Now, at 42, he’s a freelance developer and educator. He teaches at various web development schools, something he never would’ve predicted seven years ago.
“If you’d told me I’d be a professor, I wouldn’t have believed you,” Sylvain laughs.
Building fast, testing ideas
He’s also launched two new projects. Wasteal, a marketplace for DIY services that’s attracted clients like Unikalo (painting industry and shops for pros) and several trade suppliers. And a gamified Google review app that took four days to build and already generates revenue.
“That’s the beauty of knowing how to code,” Sylvain says. “You can test ideas fast.”
He works with Le Wagon’s B2U division now, running seminars for partner institutions. Recently he spent two days with HEC teaching Figma and GenAI and Automation, showing future entrepreneurs how to use AI tools critically.
“AI will write code for you,” Sylvain explains. “But you need to know enough to review it, to spot the mistakes, to make it better.”
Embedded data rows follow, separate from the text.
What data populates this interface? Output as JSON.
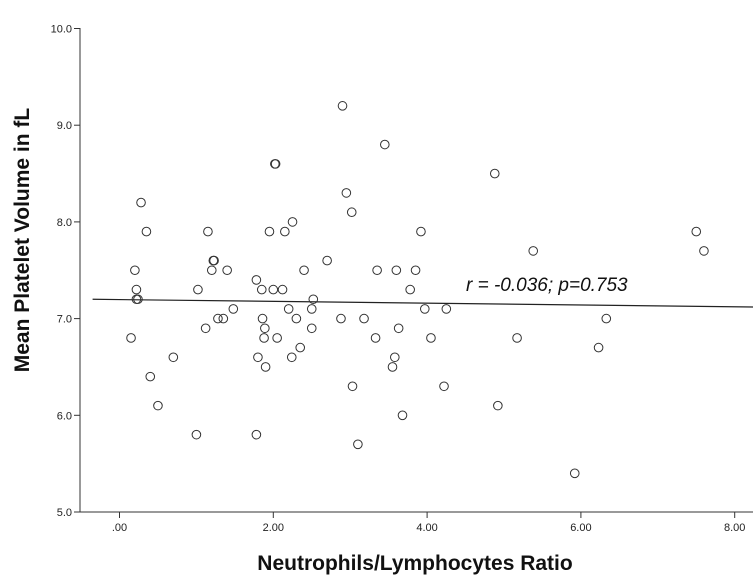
{
  "chart_data": {
    "type": "scatter",
    "xlabel": "Neutrophils/Lymphocytes Ratio",
    "ylabel": "Mean Platelet Volume in fL",
    "xlim": [
      -0.35,
      8.35
    ],
    "ylim": [
      5.0,
      10.0
    ],
    "x_ticks": [
      0,
      2,
      4,
      6,
      8
    ],
    "x_tick_labels": [
      ".00",
      "2.00",
      "4.00",
      "6.00",
      "8.00"
    ],
    "y_ticks": [
      5,
      6,
      7,
      8,
      9,
      10
    ],
    "y_tick_labels": [
      "5.0",
      "6.0",
      "7.0",
      "8.0",
      "9.0",
      "10.0"
    ],
    "grid": false,
    "annotation": "r = -0.036; p=0.753",
    "fit_line": {
      "x": [
        -0.35,
        8.35
      ],
      "y": [
        7.2,
        7.12
      ]
    },
    "points": [
      [
        0.15,
        6.8
      ],
      [
        0.2,
        7.5
      ],
      [
        0.22,
        7.3
      ],
      [
        0.22,
        7.2
      ],
      [
        0.24,
        7.2
      ],
      [
        0.28,
        8.2
      ],
      [
        0.35,
        7.9
      ],
      [
        0.4,
        6.4
      ],
      [
        0.5,
        6.1
      ],
      [
        0.7,
        6.6
      ],
      [
        1.0,
        5.8
      ],
      [
        1.02,
        7.3
      ],
      [
        1.12,
        6.9
      ],
      [
        1.15,
        7.9
      ],
      [
        1.2,
        7.5
      ],
      [
        1.22,
        7.6
      ],
      [
        1.23,
        7.6
      ],
      [
        1.28,
        7.0
      ],
      [
        1.35,
        7.0
      ],
      [
        1.4,
        7.5
      ],
      [
        1.48,
        7.1
      ],
      [
        1.78,
        7.4
      ],
      [
        1.8,
        6.6
      ],
      [
        1.78,
        5.8
      ],
      [
        1.85,
        7.3
      ],
      [
        1.86,
        7.0
      ],
      [
        1.88,
        6.8
      ],
      [
        1.89,
        6.9
      ],
      [
        1.9,
        6.5
      ],
      [
        1.95,
        7.9
      ],
      [
        2.0,
        7.3
      ],
      [
        2.02,
        8.6
      ],
      [
        2.03,
        8.6
      ],
      [
        2.05,
        6.8
      ],
      [
        2.12,
        7.3
      ],
      [
        2.15,
        7.9
      ],
      [
        2.2,
        7.1
      ],
      [
        2.25,
        8.0
      ],
      [
        2.24,
        6.6
      ],
      [
        2.3,
        7.0
      ],
      [
        2.35,
        6.7
      ],
      [
        2.4,
        7.5
      ],
      [
        2.5,
        6.9
      ],
      [
        2.5,
        7.1
      ],
      [
        2.52,
        7.2
      ],
      [
        2.7,
        7.6
      ],
      [
        2.88,
        7.0
      ],
      [
        2.9,
        9.2
      ],
      [
        2.95,
        8.3
      ],
      [
        3.02,
        8.1
      ],
      [
        3.03,
        6.3
      ],
      [
        3.1,
        5.7
      ],
      [
        3.18,
        7.0
      ],
      [
        3.33,
        6.8
      ],
      [
        3.35,
        7.5
      ],
      [
        3.45,
        8.8
      ],
      [
        3.55,
        6.5
      ],
      [
        3.58,
        6.6
      ],
      [
        3.6,
        7.5
      ],
      [
        3.63,
        6.9
      ],
      [
        3.68,
        6.0
      ],
      [
        3.78,
        7.3
      ],
      [
        3.85,
        7.5
      ],
      [
        3.92,
        7.9
      ],
      [
        3.97,
        7.1
      ],
      [
        4.05,
        6.8
      ],
      [
        4.22,
        6.3
      ],
      [
        4.25,
        7.1
      ],
      [
        4.88,
        8.5
      ],
      [
        4.92,
        6.1
      ],
      [
        5.17,
        6.8
      ],
      [
        5.38,
        7.7
      ],
      [
        5.92,
        5.4
      ],
      [
        6.23,
        6.7
      ],
      [
        6.33,
        7.0
      ],
      [
        7.5,
        7.9
      ],
      [
        7.6,
        7.7
      ]
    ]
  }
}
He sees developers becoming more like project managers, directing AI tools and analysing the output rather than writing every line by hand.
“Someone who doesn’t know code can use AI to build a proof of concept,” Sylvain says. “But to take it further, you need technical knowledge.”
Looking back, Sylvain credits Le Wagon with the entire trajectory. The methodology, the community, the impulsion.
“I worked hard,” he acknowledges. “But without Le Wagon, I wouldn’t be here. Simple as that.”
Thanks a lot for the interview, Sylvain!